Prise de vue & montage : Ariel Suhamy

Transcription de l’entretien

La Vie des Idées : De quoi parle le podcast « Machi Rojola » ?

Soufiane Hennani : Le podcast « Machi Rojola », qui veut dire littéralement « Ceci n’est pas une masculinité », a pour but de repenser et de questionner les masculinités au Maroc, dans le but de promouvoir des masculinités positives. L’idée est de libérer la parole sur les masculinités et de voir comment elles peuvent être aujourd’hui solidaires, c’est-à-dire comment les hommes peuvent devenir des alliés des femmes, au Maroc et ailleurs.

Dans le podcast, on aborde tous les sujets liés aux masculinités, notamment dans la religion, en islam, dans le cinéma, dans l’espace public, mais aussi la santé mentale des hommes, donc tous les sujets qui concernent les hommes dans la société marocaine. Au-delà, on aborde aussi les questions de genre, de sexualité, de liberté individuelle, de santé sexuelle, en français et en arabe. Le podcast est écouté au Maroc, mais aussi en France, en Tunisie, en Algérie et dans les autres pays du monde arabe.

La Vie des Idées : Pouvez-vous revenir sur votre parcours intellectuel et politique depuis le Printemps arabe ?

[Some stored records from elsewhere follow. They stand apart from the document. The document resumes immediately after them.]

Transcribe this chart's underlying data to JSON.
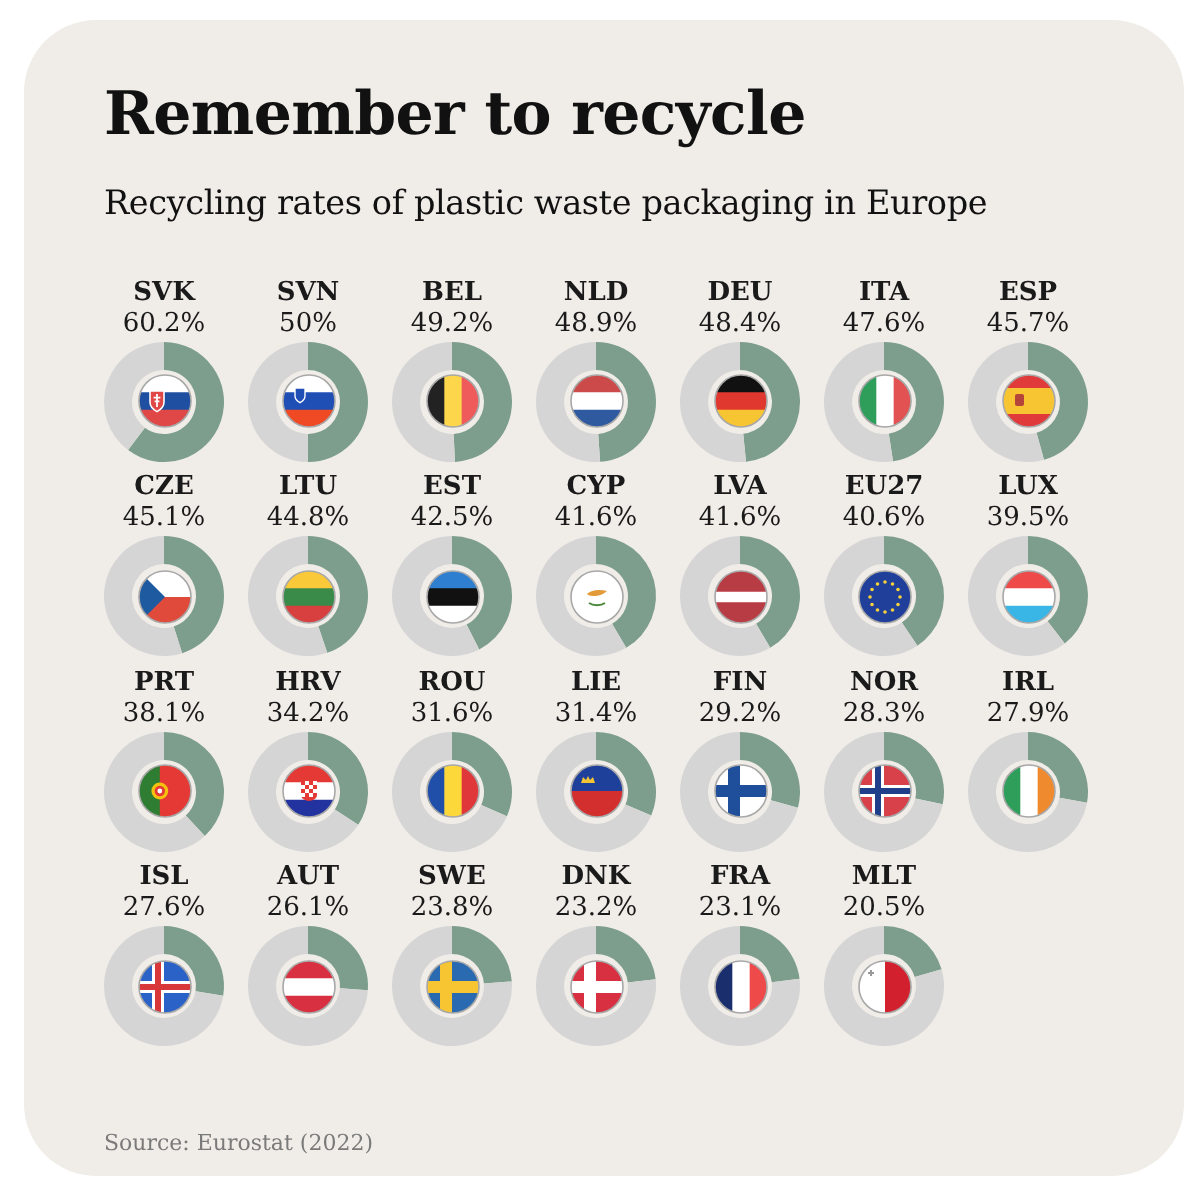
{
  "chart_data": [
    {
      "type": "other",
      "title": "Remember to recycle",
      "subtitle": "Recycling rates of plastic waste packaging in Europe",
      "annotations": [
        "Source: Eurostat (2022)"
      ]
    },
    {
      "type": "donut",
      "title": "SVK",
      "categories": [
        null,
        null
      ],
      "values": [
        60.2,
        39.8
      ],
      "colors": [
        "#7d9e8c",
        "#d5d5d5"
      ],
      "value_labels": [
        "60.2%",
        null
      ]
    },
    {
      "type": "donut",
      "title": "SVN",
      "categories": [
        null,
        null
      ],
      "values": [
        50,
        50
      ],
      "colors": [
        "#7d9e8c",
        "#d5d5d5"
      ],
      "value_labels": [
        "50%",
        null
      ]
    },
    {
      "type": "donut",
      "title": "BEL",
      "categories": [
        null,
        null
      ],
      "values": [
        49.2,
        50.8
      ],
      "colors": [
        "#7d9e8c",
        "#d5d5d5"
      ],
      "value_labels": [
        "49.2%",
        null
      ]
    },
    {
      "type": "donut",
      "title": "NLD",
      "categories": [
        null,
        null
      ],
      "values": [
        48.9,
        51.1
      ],
      "colors": [
        "#7d9e8c",
        "#d5d5d5"
      ],
      "value_labels": [
        "48.9%",
        null
      ]
    },
    {
      "type": "donut",
      "title": "DEU",
      "categories": [
        null,
        null
      ],
      "values": [
        48.4,
        51.6
      ],
      "colors": [
        "#7d9e8c",
        "#d5d5d5"
      ],
      "value_labels": [
        "48.4%",
        null
      ]
    },
    {
      "type": "donut",
      "title": "ITA",
      "categories": [
        null,
        null
      ],
      "values": [
        47.6,
        52.4
      ],
      "colors": [
        "#7d9e8c",
        "#d5d5d5"
      ],
      "value_labels": [
        "47.6%",
        null
      ]
    },
    {
      "type": "donut",
      "title": "ESP",
      "categories": [
        null,
        null
      ],
      "values": [
        45.7,
        54.3
      ],
      "colors": [
        "#7d9e8c",
        "#d5d5d5"
      ],
      "value_labels": [
        "45.7%",
        null
      ]
    },
    {
      "type": "donut",
      "title": "CZE",
      "categories": [
        null,
        null
      ],
      "values": [
        45.1,
        54.9
      ],
      "colors": [
        "#7d9e8c",
        "#d5d5d5"
      ],
      "value_labels": [
        "45.1%",
        null
      ]
    },
    {
      "type": "donut",
      "title": "LTU",
      "categories": [
        null,
        null
      ],
      "values": [
        44.8,
        55.2
      ],
      "colors": [
        "#7d9e8c",
        "#d5d5d5"
      ],
      "value_labels": [
        "44.8%",
        null
      ]
    },
    {
      "type": "donut",
      "title": "EST",
      "categories": [
        null,
        null
      ],
      "values": [
        42.5,
        57.5
      ],
      "colors": [
        "#7d9e8c",
        "#d5d5d5"
      ],
      "value_labels": [
        "42.5%",
        null
      ]
    },
    {
      "type": "donut",
      "title": "CYP",
      "categories": [
        null,
        null
      ],
      "values": [
        41.6,
        58.4
      ],
      "colors": [
        "#7d9e8c",
        "#d5d5d5"
      ],
      "value_labels": [
        "41.6%",
        null
      ]
    },
    {
      "type": "donut",
      "title": "LVA",
      "categories": [
        null,
        null
      ],
      "values": [
        41.6,
        58.4
      ],
      "colors": [
        "#7d9e8c",
        "#d5d5d5"
      ],
      "value_labels": [
        "41.6%",
        null
      ]
    },
    {
      "type": "donut",
      "title": "EU27",
      "categories": [
        null,
        null
      ],
      "values": [
        40.6,
        59.4
      ],
      "colors": [
        "#7d9e8c",
        "#d5d5d5"
      ],
      "value_labels": [
        "40.6%",
        null
      ]
    },
    {
      "type": "donut",
      "title": "LUX",
      "categories": [
        null,
        null
      ],
      "values": [
        39.5,
        60.5
      ],
      "colors": [
        "#7d9e8c",
        "#d5d5d5"
      ],
      "value_labels": [
        "39.5%",
        null
      ]
    },
    {
      "type": "donut",
      "title": "PRT",
      "categories": [
        null,
        null
      ],
      "values": [
        38.1,
        61.9
      ],
      "colors": [
        "#7d9e8c",
        "#d5d5d5"
      ],
      "value_labels": [
        "38.1%",
        null
      ]
    },
    {
      "type": "donut",
      "title": "HRV",
      "categories": [
        null,
        null
      ],
      "values": [
        34.2,
        65.8
      ],
      "colors": [
        "#7d9e8c",
        "#d5d5d5"
      ],
      "value_labels": [
        "34.2%",
        null
      ]
    },
    {
      "type": "donut",
      "title": "ROU",
      "categories": [
        null,
        null
      ],
      "values": [
        31.6,
        68.4
      ],
      "colors": [
        "#7d9e8c",
        "#d5d5d5"
      ],
      "value_labels": [
        "31.6%",
        null
      ]
    },
    {
      "type": "donut",
      "title": "LIE",
      "categories": [
        null,
        null
      ],
      "values": [
        31.4,
        68.6
      ],
      "colors": [
        "#7d9e8c",
        "#d5d5d5"
      ],
      "value_labels": [
        "31.4%",
        null
      ]
    },
    {
      "type": "donut",
      "title": "FIN",
      "categories": [
        null,
        null
      ],
      "values": [
        29.2,
        70.8
      ],
      "colors": [
        "#7d9e8c",
        "#d5d5d5"
      ],
      "value_labels": [
        "29.2%",
        null
      ]
    },
    {
      "type": "donut",
      "title": "NOR",
      "categories": [
        null,
        null
      ],
      "values": [
        28.3,
        71.7
      ],
      "colors": [
        "#7d9e8c",
        "#d5d5d5"
      ],
      "value_labels": [
        "28.3%",
        null
      ]
    },
    {
      "type": "donut",
      "title": "IRL",
      "categories": [
        null,
        null
      ],
      "values": [
        27.9,
        72.1
      ],
      "colors": [
        "#7d9e8c",
        "#d5d5d5"
      ],
      "value_labels": [
        "27.9%",
        null
      ]
    },
    {
      "type": "donut",
      "title": "ISL",
      "categories": [
        null,
        null
      ],
      "values": [
        27.6,
        72.4
      ],
      "colors": [
        "#7d9e8c",
        "#d5d5d5"
      ],
      "value_labels": [
        "27.6%",
        null
      ]
    },
    {
      "type": "donut",
      "title": "AUT",
      "categories": [
        null,
        null
      ],
      "values": [
        26.1,
        73.9
      ],
      "colors": [
        "#7d9e8c",
        "#d5d5d5"
      ],
      "value_labels": [
        "26.1%",
        null
      ]
    },
    {
      "type": "donut",
      "title": "SWE",
      "categories": [
        null,
        null
      ],
      "values": [
        23.8,
        76.2
      ],
      "colors": [
        "#7d9e8c",
        "#d5d5d5"
      ],
      "value_labels": [
        "23.8%",
        null
      ]
    },
    {
      "type": "donut",
      "title": "DNK",
      "categories": [
        null,
        null
      ],
      "values": [
        23.2,
        76.8
      ],
      "colors": [
        "#7d9e8c",
        "#d5d5d5"
      ],
      "value_labels": [
        "23.2%",
        null
      ]
    },
    {
      "type": "donut",
      "title": "FRA",
      "categories": [
        null,
        null
      ],
      "values": [
        23.1,
        76.9
      ],
      "colors": [
        "#7d9e8c",
        "#d5d5d5"
      ],
      "value_labels": [
        "23.1%",
        null
      ]
    },
    {
      "type": "donut",
      "title": "MLT",
      "categories": [
        null,
        null
      ],
      "values": [
        20.5,
        79.5
      ],
      "colors": [
        "#7d9e8c",
        "#d5d5d5"
      ],
      "value_labels": [
        "20.5%",
        null
      ]
    }
  ]
}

Soufiane Hennani : Le travail que je mène sur les masculinités est très lié à mon parcours de militant, qui remonte à douze ans maintenant, plus exactement au 20 février 2011. C’était l’époque de ce qu’on a appelé les « révolutions arabes », que je préfère appeler les « Printemps arabes » et, ici, le « Printemps marocain démocratique », qui a sa particularité.

Le résultat de ce Printemps, cela a été le changement de la Constitution au Maroc, dans un esprit d’égalité et de justice sociale. Malheureusement, l’esprit de cette Constitution ne s’est pas traduit par des lois en faveur des libertés individuelles et de la justice sociale. À ce moment-là, de nombreux jeunes, dont je fais partie, ont décidé de se mobiliser pour modifier les articles liberticides du Code pénal marocain.

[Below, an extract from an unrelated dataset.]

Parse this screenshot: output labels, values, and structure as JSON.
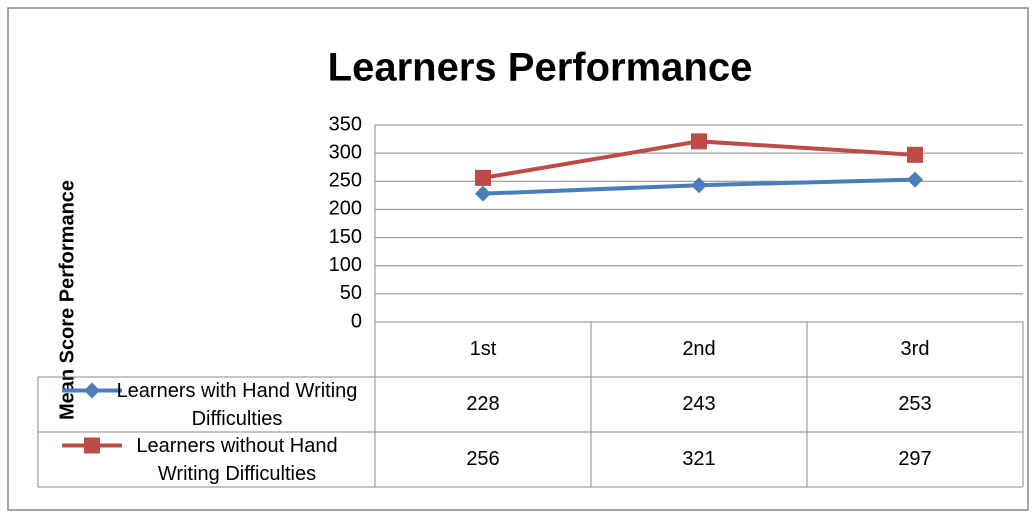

Il y a aussi mon engagement au sein d’associations de lutte contre le sida. À l’époque, j’avais appris que 70 % des femmes vivant avec le VIH l’ont attrapé à travers leur mari, sans le savoir. Ce chiffre m’a beaucoup interpellé. C’est à ce moment-là que je me suis demandé comment les hommes pouvaient s’engager pour changer les choses.

La Vie des Idées : Beaucoup d’hommes craignent d’abîmer leur masculinité s’ils s’interrogent sur elle. Dès lors, ils s’obligent à renier une bonne partie de leur vie émotionnelle, pleurer, aimer, se confier, etc. Il ne leur reste plus que la colère et la violence. Ces attitudes définissent-elles deux masculinités, l’une positive, l’autre toxique ?

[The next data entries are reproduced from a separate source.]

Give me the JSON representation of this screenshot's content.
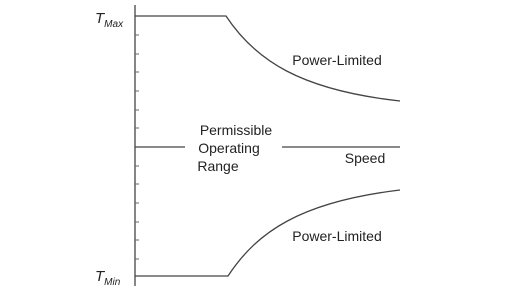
{
  "labels": {
    "t_max": {
      "symbol": "T",
      "subscript": "Max"
    },
    "t_min": {
      "symbol": "T",
      "subscript": "Min"
    },
    "upper_region": "Power-Limited",
    "lower_region": "Power-Limited",
    "operating_range": [
      "Permissible",
      "Operating",
      "Range"
    ],
    "x_axis": "Speed"
  }
}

Soufiane Hennani : Dans mon podcast, je cherche une définition. Je vais voir des gens, des citoyens, des citoyennes, des intellectuels, des artistes, des philosophies, des sociologues, pour avoir cette discussion-là et construire une double définition de la masculinité positive et de la masculinité toxique.

Aujourd’hui, après trois ans de podcast, la définition que je trouve la plus pertinente, c’est que la masculinité positive est une masculinité où les hommes sont capables d’exprimer leurs émotions, n’ont pas peur d’être jugés, sont capables d’exprimer l’amour dans leur couple, mais aussi pour les autres hommes de leur vie, père, frères, amis, ainsi que pour les femmes – un amour qui ne serait pas fondé sur la domination.

À l’inverse, la masculinité toxique repose sur la colère, la distance entre ce qu’on est et ce qu’on ressent. Dans ce cas, on n’a pas le droit d’être triste, d’avoir peur, de pleurer, d’exprimer ce que l’on ressent, de parler avec son cœur. Plus on introduit de la distance avec ses émotions, plus on crée de la masculinité toxique.

La Vie des Idées : Dans son enquête Sexe et mensonges. La vie sexuelle au Maroc (Les Arènes, 2021), Leïla Slimani donne la parole à des femmes humiliées, dévalorisées par rapport à leurs frères, considérées comme des bijoux à protéger, voire à emprisonner pour leur bien ; des femmes « fitna  » (tentatrices) ou « awra  » (illicites au regard), mais livrées à la violence et à l’égoïsme sexuel des hommes. Ce portrait vous paraît-il juste ?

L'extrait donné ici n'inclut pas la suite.